6 Reasons Shinya Aoki Is Asia's Greatest Mixed Martial Arts Grappler

With 27 submission victories that have taken him to a treasure trove of World Titles, there is no denying Shinya “Tobikan Judan” Aoki stands above all other grapplers in Asian mixed martial arts.

At times, the Japanese hero’s ground game seems almost unstoppable, and he has used it to dominate and finish some of the best athletes in the world over the past 15 years.

Ahead of his epic ONE Lightweight World Title rematch with Eduard “The Landslide” Folayang at ONE: A NEW ERA on 31 March, discover why it is more than just a few chokes that make Aoki a grappling great.

#1 Technique Over Strength


Aoki is a perfect example of how martial arts technique can overcome bigger, stronger, more athletic opponents.

The Tokyo native is hardly a physical specimen – his lack of a chiseled physique makes him look like an average Joe to the uneducated observer.

However, even though he lacks the explosive power or fast-twitch speed of other athletes, he is rarely at a disadvantage.

His knowledge of leverage and positioning, and his ability to do the right things at the right time, gives him the ability to negate any strength or advantage his lightweight peers may possess.

#2 Creativity And Innovation


The Evolve representative possesses near-perfect fundamentals, but he can also let loose with some of the most spectacular techniques ever seen in the ring and cage.

His nickname translates as “The Grand Master Of Flying Submissions,” and he lives up to it, with his aerial armbar and omoplata attempts that can end a contest in style, or offer a creative solution to an opponent with stubborn takedown defense.

Once he has his rivals on the mat, he can draw on a long list of tricky techniques. He was one of the first men to ever pull off a gogoplata in high-level competition, and he went on to do it twice.

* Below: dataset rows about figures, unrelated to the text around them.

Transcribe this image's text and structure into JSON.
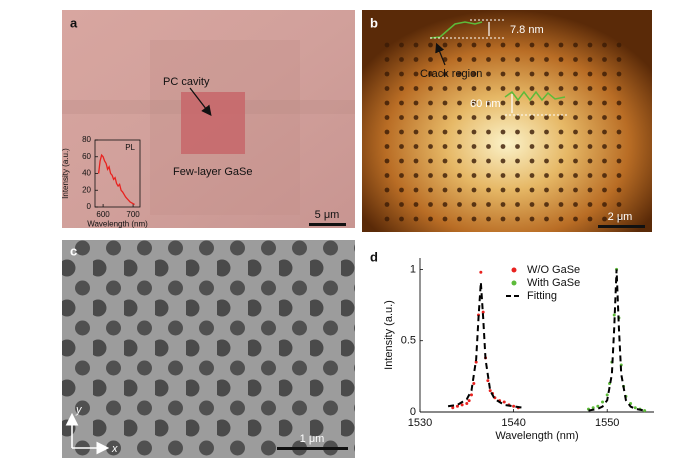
{
  "panels": {
    "a": {
      "label": "a",
      "annotations": [
        "PC cavity",
        "Few-layer GaSe"
      ],
      "scalebar": "5 μm",
      "inset": {
        "type": "line",
        "title": "PL",
        "ylabel": "Intensity (a.u.)",
        "xlabel": "Wavelength (nm)",
        "xlim": [
          573,
          723
        ],
        "xticks": [
          600,
          700
        ],
        "ylim": [
          0,
          80
        ],
        "yticks": [
          0,
          20,
          40,
          60,
          80
        ],
        "color": "#e8221f",
        "x": [
          585,
          590,
          595,
          600,
          605,
          610,
          615,
          620,
          625,
          630,
          635,
          640,
          645,
          650,
          655,
          660,
          665,
          670,
          675,
          680,
          685,
          690,
          695,
          700,
          705
        ],
        "values": [
          40,
          55,
          62,
          60,
          55,
          52,
          45,
          48,
          40,
          38,
          33,
          35,
          28,
          25,
          27,
          20,
          18,
          15,
          12,
          10,
          8,
          6,
          5,
          4,
          3
        ]
      }
    },
    "b": {
      "label": "b",
      "annotations": [
        "7.8 nm",
        "Crack region",
        "60 nm"
      ],
      "scalebar": "2 μm"
    },
    "c": {
      "label": "c",
      "axis_labels": [
        "y",
        "x"
      ],
      "scalebar": "1 μm"
    },
    "d": {
      "label": "d",
      "chart": {
        "type": "scatter",
        "xlabel": "Wavelength (nm)",
        "ylabel": "Intensity (a.u.)",
        "xlim": [
          1530,
          1555
        ],
        "xticks": [
          1530,
          1540,
          1550
        ],
        "ylim": [
          0,
          1.08
        ],
        "yticks": [
          0,
          0.5,
          1
        ],
        "series": [
          {
            "name": "W/O GaSe",
            "color": "#e8221f",
            "style": "dots",
            "x": [
              1533.5,
              1534,
              1534.5,
              1535,
              1535.25,
              1535.5,
              1535.75,
              1536,
              1536.25,
              1536.5,
              1536.75,
              1537,
              1537.25,
              1537.5,
              1537.75,
              1538,
              1538.5,
              1539,
              1539.5,
              1540,
              1540.5
            ],
            "values": [
              0.03,
              0.04,
              0.05,
              0.06,
              0.08,
              0.12,
              0.2,
              0.35,
              0.68,
              0.98,
              0.7,
              0.38,
              0.22,
              0.15,
              0.13,
              0.1,
              0.08,
              0.07,
              0.05,
              0.04,
              0.03
            ]
          },
          {
            "name": "With GaSe",
            "color": "#5dbb3a",
            "style": "dots",
            "x": [
              1548,
              1548.5,
              1549,
              1549.5,
              1550,
              1550.25,
              1550.5,
              1550.75,
              1551,
              1551.25,
              1551.5,
              1551.75,
              1552,
              1552.5,
              1553,
              1553.5,
              1554
            ],
            "values": [
              0.02,
              0.03,
              0.04,
              0.07,
              0.12,
              0.2,
              0.35,
              0.68,
              1.0,
              0.66,
              0.33,
              0.18,
              0.11,
              0.06,
              0.03,
              0.02,
              0.01
            ]
          },
          {
            "name": "Fitting",
            "color": "#000000",
            "style": "dashed",
            "x": [
              1533,
              1534,
              1535,
              1535.5,
              1536,
              1536.25,
              1536.5,
              1536.75,
              1537,
              1537.5,
              1538,
              1539,
              1540,
              1541,
              1544,
              1548,
              1549,
              1549.5,
              1550,
              1550.5,
              1550.75,
              1551,
              1551.25,
              1551.5,
              1552,
              1552.5,
              1553,
              1554
            ],
            "values": [
              0.04,
              0.05,
              0.09,
              0.15,
              0.37,
              0.66,
              0.91,
              0.66,
              0.37,
              0.15,
              0.09,
              0.05,
              0.04,
              0.03,
              null,
              0.01,
              0.022,
              0.038,
              0.083,
              0.265,
              0.59,
              1.0,
              0.59,
              0.265,
              0.083,
              0.038,
              0.022,
              0.01
            ]
          }
        ]
      }
    }
  }
}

Aoki also has an array of leg locks that have authored the downfall of some of his most elite and well-drilled rivals.

#3 Master Of Two Disciplines


The 35-year-old has put years of practice into studying Brazilian Jiu-Jitsu and judo to become a black belt in both disciplines.

As a master of two different modern martial arts, he has a near-limitless range of skills and techniques to draw upon in the cage.

Whether he in the clinch, engaging from distance, passing guard, or looking for a finish, Aoki always seems to have a way to solve a problem.

#4 Clinical at Closing The Show


If the former ONE Lightweight World Champion gets a sniff that he can finish a match, it is likely to be all over in short order.

He has an amazing ability to shut down an opponent’s offense and give them no chance to recover as he works towards a stoppage.

He may take some time to pull the trigger, or he might do it in no time – like with his 57-second choke of Ev “E.T.” Ting last October, or his 92-second heel hook of Eddie Alvarez back in 2009.

He can also pull a win out of his hat late when the pressure is on – like when he armbarred Joachim Hansen to win the DREAM World Title with just four seconds remaining.

#5 Submissions And Strikes

Like any good mixed martial artist, Aoki does not rely on just his submission skills on the ground to get his hand raised.

Though he is never likely to bother the stars of ONE Super Series with his stand-up skills, he has developed a supremely efficient set of ground and pound skills, which he can use because of his magnificent grappling.

His takedown ability and guard passing acumen get him into position to finish, and his supreme top control ensures his opponents have no escape from the barrage that comes their way.

That was never more evident than when he became the first man to finish Shannon “OneShin” Wiratchai last July. “Tobikan Judan” unloaded with punches and elbows to score a TKO.

#6 Gold Collector


All of Aoki’s abilities would be worth little in the professional world of mixed martial arts if he did not achieve anything, but “Tobikan Judan” is one of the most accomplished athletes in the sport’s history.

Few can match his total of 42 wins, including an incredible 30 via stoppage, as well as the standard of athlete he has beaten over a decade and a half.

He is also one of the most decorated men in the game, thanks to his DREAM Lightweight Championship, WAMMA Lightweight Championship, Shooto Welterweight Championship, and One Lightweight World Championship, which he defended twice.

A victory against Folayang on 31 March in Tokyo’s Ryogoku Kokugikan will allow him to add to his trophy cabinet as he begins a second reign in the Home Of Martial Arts.